I was led down the right path and I attribute a lot of that to them. I always worked and was surprisingly a little "too" careful with my money. My parents were always very frugal and I learned to save money very quickly. Not only did I enjoy making it. I was good at making it. I worked my ass off as much as possible at any and every job possible and I went to school full-time.

I had started classes and they were overwhelming. I was always street smart but my book smarts were average at best. I never got a scholarship or straight A's and I had to study my ass off to do well. Even when I did study, I didn't always particularly do that great. It took me two years to master College courses and realize you study the text book to do well.
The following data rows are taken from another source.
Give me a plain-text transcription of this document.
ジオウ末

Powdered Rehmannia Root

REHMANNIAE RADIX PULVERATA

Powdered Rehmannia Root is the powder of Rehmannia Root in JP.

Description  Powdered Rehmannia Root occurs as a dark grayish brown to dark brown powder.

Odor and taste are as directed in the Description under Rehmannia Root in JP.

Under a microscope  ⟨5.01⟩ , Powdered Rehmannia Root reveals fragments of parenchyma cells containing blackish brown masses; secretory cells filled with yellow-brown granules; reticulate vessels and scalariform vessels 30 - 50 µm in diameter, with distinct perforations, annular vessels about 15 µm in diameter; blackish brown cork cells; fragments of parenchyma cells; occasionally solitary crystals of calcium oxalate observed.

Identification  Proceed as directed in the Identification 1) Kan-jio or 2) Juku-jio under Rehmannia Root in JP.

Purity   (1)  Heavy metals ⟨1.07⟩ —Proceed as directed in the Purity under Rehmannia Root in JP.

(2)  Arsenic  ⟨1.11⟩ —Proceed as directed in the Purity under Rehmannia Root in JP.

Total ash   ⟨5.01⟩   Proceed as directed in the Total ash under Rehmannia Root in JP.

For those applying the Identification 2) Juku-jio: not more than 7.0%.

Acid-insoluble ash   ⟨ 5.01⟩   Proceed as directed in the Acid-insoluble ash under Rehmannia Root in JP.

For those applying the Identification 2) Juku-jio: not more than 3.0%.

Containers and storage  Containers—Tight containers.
I also had little to no idea what my major of study was going to be. The only reason I ended up there in the first place was because the other girls were doing it. The only reason I worked the jobs I landed was because that's just sort of how it all "happened". Nothing I had specifically planned or hoped for. I was finishing my first year of four and I was literally being forced to choose a major of study. I knew I had enjoyed Psychology courses so I chose that as my major. Then I'd overheard a friend of mine talk about this new double major I could do and a light bulb went off. "Good idea", I thought. "I'll do that too".

It was clear that I had no idea what I wanted or needed and had no direction, opinion or decision making skills but somehow, it all sort of "worked" out and things just ended up falling into place. Four long and hard years and I had a degree. It was time to go out into the real world and make money now. Again, I had no idea what I was going to do with my life so I randomly applied for any and every job posted at the time. I would eventually land something and it would open doors to new life experiences and a path of success and destruction.